- ICH GCP
- US Clinical Trials Registry
- Clinical Trial NCT04171778
Effects of Whole Food, Plant-Based Nutrition on Chronic Kidney Disease With Proteinuria
May 2, 2022 updated by: Erin Campbell, University of Rochester
Effects of a Whole Food, Plant-Based Nutrition Program on Subjects With Chronic Kidney Disease and Proteinuria
This study will test the hypothesis that lifestyle intervention consisting of a whole food, plant-based (WFPB) diet and group education will favorably impact outcomes germane to individuals with chronic kidney disease (CKD) stage 3b and 4, including blood pressure control, amount of proteinuria (protein in the urine), and preservation of glomerular filtration rate (GFR).

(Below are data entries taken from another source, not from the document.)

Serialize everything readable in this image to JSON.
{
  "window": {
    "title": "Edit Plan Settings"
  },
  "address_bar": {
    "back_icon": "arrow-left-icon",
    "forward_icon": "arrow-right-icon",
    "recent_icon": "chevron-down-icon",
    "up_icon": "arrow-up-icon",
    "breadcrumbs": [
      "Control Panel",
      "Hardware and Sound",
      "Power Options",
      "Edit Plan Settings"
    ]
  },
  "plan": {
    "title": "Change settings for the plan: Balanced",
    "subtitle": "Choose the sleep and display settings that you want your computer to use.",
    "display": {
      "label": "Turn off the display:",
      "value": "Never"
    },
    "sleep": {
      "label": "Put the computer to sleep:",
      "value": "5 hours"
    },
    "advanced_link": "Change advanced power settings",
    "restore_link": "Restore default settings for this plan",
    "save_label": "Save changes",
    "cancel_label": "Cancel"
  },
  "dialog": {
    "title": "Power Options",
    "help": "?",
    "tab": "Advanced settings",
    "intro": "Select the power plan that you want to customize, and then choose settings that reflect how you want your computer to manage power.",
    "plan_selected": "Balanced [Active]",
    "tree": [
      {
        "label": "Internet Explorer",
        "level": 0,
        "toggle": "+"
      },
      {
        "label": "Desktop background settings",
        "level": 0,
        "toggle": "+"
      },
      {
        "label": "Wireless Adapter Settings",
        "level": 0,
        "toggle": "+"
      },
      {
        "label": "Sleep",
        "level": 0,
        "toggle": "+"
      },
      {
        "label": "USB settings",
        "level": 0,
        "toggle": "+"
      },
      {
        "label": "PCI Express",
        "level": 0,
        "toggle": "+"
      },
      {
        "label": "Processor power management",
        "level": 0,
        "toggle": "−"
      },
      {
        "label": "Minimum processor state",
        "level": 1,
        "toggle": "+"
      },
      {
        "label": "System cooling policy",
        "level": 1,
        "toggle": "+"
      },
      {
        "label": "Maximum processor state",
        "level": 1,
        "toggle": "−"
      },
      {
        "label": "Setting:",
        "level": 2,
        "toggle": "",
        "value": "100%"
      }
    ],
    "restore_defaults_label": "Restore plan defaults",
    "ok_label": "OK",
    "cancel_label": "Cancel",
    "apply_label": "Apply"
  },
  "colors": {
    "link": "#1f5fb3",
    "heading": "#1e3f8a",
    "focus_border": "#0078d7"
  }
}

In addition, this study will assess weight and body composition, diabetic control in subjects with diabetes as well as CKD, and quality of life.
Safety of a WFPB diet in subjects with CKD will be tested with respect to the development of elevated serum potassium and phosphorus, hypoalbuminemia (low blood protein), hypotension (low blood pressure), and hypoglycemia (low blood sugar).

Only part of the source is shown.